I will never forget hearing those words for the first time. I was making my second silent retreat. The first time I attended a silent retreat I discovered an intense personal relationship with God which I had never fully realized was there. Everything about my first silent retreat was peaceful and nurturing. So you might imagine my surprise when I found myself frustrated and angry with God the second time I attended. I had been anticipating a weekend filled with peaceful silence and relaxation. Instead, I discovered anything but peaceful feelings. I was mad at God and I had never even realized I was. Throughout the retreat I was so tired, lethargic, and lacked focus in a big way. This made me even more frustrated because I was so thirsty for a deeper relationship with God.
A spiritual mentor of mine was at the retreat and sensed my animosity. As we talked through some things he told me, “Jackie, I think you’re just going to have to let God have it. Give it to Him and tell Him how you really feel. Scream and yell if you have to, but you’ve got to get this out of you.”
It was so odd for me to hear those words. Let God have it? Really? My response was, “I can’t yell at God. Can I? I don’t feel right doing that.”
How could I? He’s my creator and knows all. I’m the one that gets in the way of everything. I’m so insignificant in the grand scheme of things and He, so magnificent and loving. How and why would I let Him have it? But I have to admit, it was refreshing to be given permission to do so. I had never given myself permission to even think it would be appropriate. So I warmed up to the idea and then…
I let Him have it.
I yelled and cried everything out that was spinning round in my head – all the questions, the frustrations, the selfish demands. Then I jumped in my car and went for a drive and let Him have it some more. And after I did, I felt…empty. Very, very empty. I had dumped my baggage. I had laid it at the foot of the cross and when I returned from my drive that is just what I did with myself. I laid at the foot of the cross in the Church.
I said what I had to say and God just listened. He just took it all in.
I was reminded of this experience when I read an article about Pope Francis’ homily from Mass today titled, Pope: OK to fight with God, hold him to his promise, remember his love. Pope Francis was expounding on the first reading today. I recommend reading the entire article, but if you don’t have time, here are the nuggets of wisdom which leapt off the page straight into my heart.
Prayer should be like speaking face-to-face with a friend: “without fear, freely and also with insistence…”
Pope Francis said that, in the day’s reading, Moses shows what praying to God should really feel and sound like: not filled with empty words, but a heartfelt, “real fight with God.”
By freely talking out the problem and underlining all the ways God has always shown his mercy, Moses was able to rediscover, deep in his heart, what his head already “more or less sort of knew.”
“Prayer changes our hearts. It helps us better understand what our God is like,” it helps people grow closer to him, recognize his love and rejuvenate one’s faith.

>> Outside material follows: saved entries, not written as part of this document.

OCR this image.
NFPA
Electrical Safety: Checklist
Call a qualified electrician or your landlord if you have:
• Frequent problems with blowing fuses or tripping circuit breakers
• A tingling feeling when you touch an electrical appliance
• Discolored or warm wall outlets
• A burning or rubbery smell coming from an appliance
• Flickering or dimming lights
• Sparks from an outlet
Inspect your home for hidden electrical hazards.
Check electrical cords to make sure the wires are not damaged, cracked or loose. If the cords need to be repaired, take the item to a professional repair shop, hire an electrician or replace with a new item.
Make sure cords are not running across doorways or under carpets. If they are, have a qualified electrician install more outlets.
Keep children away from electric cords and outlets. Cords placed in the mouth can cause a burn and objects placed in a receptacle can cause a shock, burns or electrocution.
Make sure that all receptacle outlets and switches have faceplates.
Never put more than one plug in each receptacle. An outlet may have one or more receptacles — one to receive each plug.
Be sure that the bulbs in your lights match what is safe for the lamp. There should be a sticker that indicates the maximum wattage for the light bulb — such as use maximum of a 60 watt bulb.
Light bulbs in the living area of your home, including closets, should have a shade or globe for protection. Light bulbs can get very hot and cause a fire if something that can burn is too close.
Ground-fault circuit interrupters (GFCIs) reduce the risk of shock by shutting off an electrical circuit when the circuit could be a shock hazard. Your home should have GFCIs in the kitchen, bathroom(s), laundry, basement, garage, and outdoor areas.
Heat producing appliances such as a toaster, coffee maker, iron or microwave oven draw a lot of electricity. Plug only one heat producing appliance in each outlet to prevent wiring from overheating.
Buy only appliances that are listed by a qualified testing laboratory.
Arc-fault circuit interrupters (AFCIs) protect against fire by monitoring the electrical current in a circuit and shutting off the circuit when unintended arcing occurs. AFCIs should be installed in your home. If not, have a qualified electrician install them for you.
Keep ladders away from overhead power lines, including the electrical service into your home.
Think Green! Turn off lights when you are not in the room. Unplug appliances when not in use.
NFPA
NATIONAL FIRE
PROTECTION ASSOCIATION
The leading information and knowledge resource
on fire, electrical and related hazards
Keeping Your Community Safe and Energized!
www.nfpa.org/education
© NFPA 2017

The pope underlined what Jesus said: “In praying, do not babble like the pagans, who think that they will be heard because of their many words.”
“No, say what’s what: ‘Look, Lord, I have this problem, in my family, with my child, with this, with that … What can you do? Now see here, you can’t leave me like this!’ This is prayer. And does this prayer take a long time? Yes, it takes time.”
Open one’s heart wide to God and get to know him better, he said. Prayer is a grace, and the Holy Spirit is present; it changes and reinvigorates one’s heart so people can strike back out on their life journey.
What I gather most from all of this – the article, todays readings, my experience from my past retreat – is we must be authentic and vulnerable in our relationship with Christ. It’s quite like our human relationships – they aren’t very successful if we aren’t painfully honest sometimes. I don’t think my mentor gave me permission to “let God have it” because He wanted me to offend God or start a fight or keep the animosity within me burning. Instead, he knew if I could empty myself and be genuine and vulnerable in every way, it would be me who would change. It would be me who could better understand God. It would be me who would have a change of heart.
Give it a try. Be authentic. Painfully authentic.